The following table shows how the SEVERITY procedure interprets values of the ORDER= option.
Value of ORDER=
|
Levels Sorted By
|
DATA
|
Order of appearance in the input data set
|
FORMATTED
|
External formatted values, except for numeric variables that have no explicit format, which are sorted by their unformatted
(internal) values
|
FREQ
|
Descending frequency count (levels that have more observations come earlier in the order)
|
FREQDATA
|
Order of descending frequency count, and within counts by order of appearance in the input data set when counts are tied
|
FREQFORMATTED
|
Order of descending frequency count, and within counts by formatted value when counts are tied
|
FREQINTERNAL
|
Order of descending frequency count, and within counts by unformatted (internal) value when counts are tied
|
INTERNAL
|
Unformatted value
|
For more information about sort order, see the chapter about the SORT procedure in
Base SAS Procedures Guide and the discussion of BY-group processing in
SAS Language Reference: Concepts.
-
REF=’level’ | keyword
REFERENCE=’level’ | keyword
-
specifies the reference level that is used when you specify PARAM=
REFERENCE. For an individual (but not a global) variable REF= option, you can specify the level of the variable to use as the reference level. Specify the formatted value of the variable if a format is assigned. For a
REF= option or global-option, you can use one of the following keywords.
- FIRST
-
designates the first-ordered level as reference.
- LAST
-
designates the last-ordered level as reference.
By default, REF=LAST.
If you choose a reference level for any CLASS variable, all variables are parameterized in the reference parameterization
for computational efficiency. In other words, the SEVERITY procedure applies a single parameterization method to all classification
variables.
Suppose that the variable temp
has three levels (hot
, warm
, and cold
) and that the variable gender
has two levels (M
and F
). The following statements fit a scale regression model:
proc severity;
loss y;
class gender(ref='F') temp;
scalemodel gender*temp gender;
run;
Both CLASS variables are in reference parameterization in this model. The reference levels are F
for the variable gender
and warm
for the variable temp
, because the statements are equivalent to the following statements:
proc severity;
loss y;
class gender(ref='F') temp(ref=last);
scalemodel gender*temp gender;
run;
You can specify the following global-options:
-
MISSING
-
treats missing values (".", ".A", …, ".Z" for numeric variables and blanks for character variables) as valid values for the
CLASS variable.
If you do not specify the MISSING option, observations that have missing values for CLASS variables are removed from the analysis,
even if the CLASS variables are not used in the model formulation.
-
PARAM=keyword
-
specifies the parameterization method for the classification variable or variables. You can specify the following keywords:
- GLM
-
specifies a less-than-full-rank reference cell coding.
- REFERENCE
-
specifies a reference cell encoding. You can choose the reference value by specifying an option for a specific variable or set of variables in the CLASS statement, or you can designate the first- or last-ordered value by specifying a global-option. By default, REFERENCE=LAST.

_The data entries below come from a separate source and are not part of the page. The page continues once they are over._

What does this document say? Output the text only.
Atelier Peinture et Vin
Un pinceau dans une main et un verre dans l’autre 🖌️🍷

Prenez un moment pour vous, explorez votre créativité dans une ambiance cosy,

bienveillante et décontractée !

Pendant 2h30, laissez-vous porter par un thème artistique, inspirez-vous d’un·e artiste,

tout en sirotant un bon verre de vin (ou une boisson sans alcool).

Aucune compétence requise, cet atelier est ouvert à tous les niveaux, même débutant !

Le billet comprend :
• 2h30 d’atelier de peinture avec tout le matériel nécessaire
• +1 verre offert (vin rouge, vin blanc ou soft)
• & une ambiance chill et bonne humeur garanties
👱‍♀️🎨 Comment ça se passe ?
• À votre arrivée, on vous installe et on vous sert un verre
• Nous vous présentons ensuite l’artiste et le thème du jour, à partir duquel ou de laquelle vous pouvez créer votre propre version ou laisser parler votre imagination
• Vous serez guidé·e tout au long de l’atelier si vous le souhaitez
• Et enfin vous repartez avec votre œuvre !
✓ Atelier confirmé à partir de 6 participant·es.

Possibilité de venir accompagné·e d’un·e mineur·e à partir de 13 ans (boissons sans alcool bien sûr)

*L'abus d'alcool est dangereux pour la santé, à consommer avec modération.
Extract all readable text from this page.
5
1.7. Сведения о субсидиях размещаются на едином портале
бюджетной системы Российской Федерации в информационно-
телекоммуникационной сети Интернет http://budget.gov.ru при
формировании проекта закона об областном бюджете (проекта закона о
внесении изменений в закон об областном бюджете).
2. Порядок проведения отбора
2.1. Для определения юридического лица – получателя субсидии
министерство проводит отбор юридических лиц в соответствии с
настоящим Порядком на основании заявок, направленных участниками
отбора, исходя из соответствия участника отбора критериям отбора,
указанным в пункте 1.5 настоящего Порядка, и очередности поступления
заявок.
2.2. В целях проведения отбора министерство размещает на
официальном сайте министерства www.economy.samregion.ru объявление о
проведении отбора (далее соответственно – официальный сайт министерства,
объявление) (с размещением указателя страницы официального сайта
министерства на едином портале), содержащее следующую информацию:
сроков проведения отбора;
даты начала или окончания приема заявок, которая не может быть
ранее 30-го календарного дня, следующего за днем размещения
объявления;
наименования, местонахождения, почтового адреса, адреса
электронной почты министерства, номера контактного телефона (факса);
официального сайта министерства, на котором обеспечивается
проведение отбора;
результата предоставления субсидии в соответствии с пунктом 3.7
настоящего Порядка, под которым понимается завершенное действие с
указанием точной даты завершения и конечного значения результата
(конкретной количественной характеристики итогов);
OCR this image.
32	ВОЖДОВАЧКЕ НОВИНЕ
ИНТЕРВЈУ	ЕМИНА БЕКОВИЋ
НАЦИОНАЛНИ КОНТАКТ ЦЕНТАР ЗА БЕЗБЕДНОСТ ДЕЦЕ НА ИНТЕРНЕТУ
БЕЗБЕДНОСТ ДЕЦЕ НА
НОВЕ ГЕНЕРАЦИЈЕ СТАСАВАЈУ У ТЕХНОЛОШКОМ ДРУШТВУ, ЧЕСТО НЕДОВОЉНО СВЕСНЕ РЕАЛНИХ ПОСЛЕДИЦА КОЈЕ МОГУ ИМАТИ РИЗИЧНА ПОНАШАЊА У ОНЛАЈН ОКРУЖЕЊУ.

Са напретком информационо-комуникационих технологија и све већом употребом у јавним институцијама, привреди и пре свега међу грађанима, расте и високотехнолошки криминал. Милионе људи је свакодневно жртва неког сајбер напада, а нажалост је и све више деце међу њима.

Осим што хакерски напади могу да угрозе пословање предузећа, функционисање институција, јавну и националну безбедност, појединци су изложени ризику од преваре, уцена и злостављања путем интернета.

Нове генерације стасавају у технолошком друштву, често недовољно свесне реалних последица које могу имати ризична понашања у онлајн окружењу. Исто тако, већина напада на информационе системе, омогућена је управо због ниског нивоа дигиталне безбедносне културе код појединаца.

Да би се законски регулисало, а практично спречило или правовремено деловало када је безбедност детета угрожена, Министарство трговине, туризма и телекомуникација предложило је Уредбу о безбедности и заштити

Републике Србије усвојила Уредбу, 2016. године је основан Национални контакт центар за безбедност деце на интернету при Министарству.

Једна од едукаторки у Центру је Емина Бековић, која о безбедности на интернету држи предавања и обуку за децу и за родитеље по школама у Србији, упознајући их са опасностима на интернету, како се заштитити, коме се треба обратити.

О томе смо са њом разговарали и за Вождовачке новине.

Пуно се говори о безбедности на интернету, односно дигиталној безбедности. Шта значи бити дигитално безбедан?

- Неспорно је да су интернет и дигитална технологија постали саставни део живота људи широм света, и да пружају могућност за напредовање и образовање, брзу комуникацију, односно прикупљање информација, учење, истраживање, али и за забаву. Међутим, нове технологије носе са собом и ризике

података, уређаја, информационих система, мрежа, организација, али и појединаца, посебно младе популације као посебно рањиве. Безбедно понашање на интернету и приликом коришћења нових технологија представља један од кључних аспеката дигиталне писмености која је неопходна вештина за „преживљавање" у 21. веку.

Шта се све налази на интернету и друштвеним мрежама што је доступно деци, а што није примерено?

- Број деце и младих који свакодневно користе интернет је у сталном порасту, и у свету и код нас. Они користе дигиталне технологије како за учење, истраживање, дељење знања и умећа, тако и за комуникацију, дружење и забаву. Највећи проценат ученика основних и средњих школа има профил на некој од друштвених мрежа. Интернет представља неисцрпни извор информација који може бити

The GLM parameterization is the default. For more information about how parameterization of classification variables affects
the construction and interpretation of model effects, see the section Specification and Parameterization of Model Effects.
-
TRUNCATE<=n>
-
specifies the truncation width of formatted values of CLASS variables when the optional n is specified.
If n is not specified, the TRUNCATE option requests that classification levels be determined by using no more than the first 16
characters of the formatted values of CLASS variables.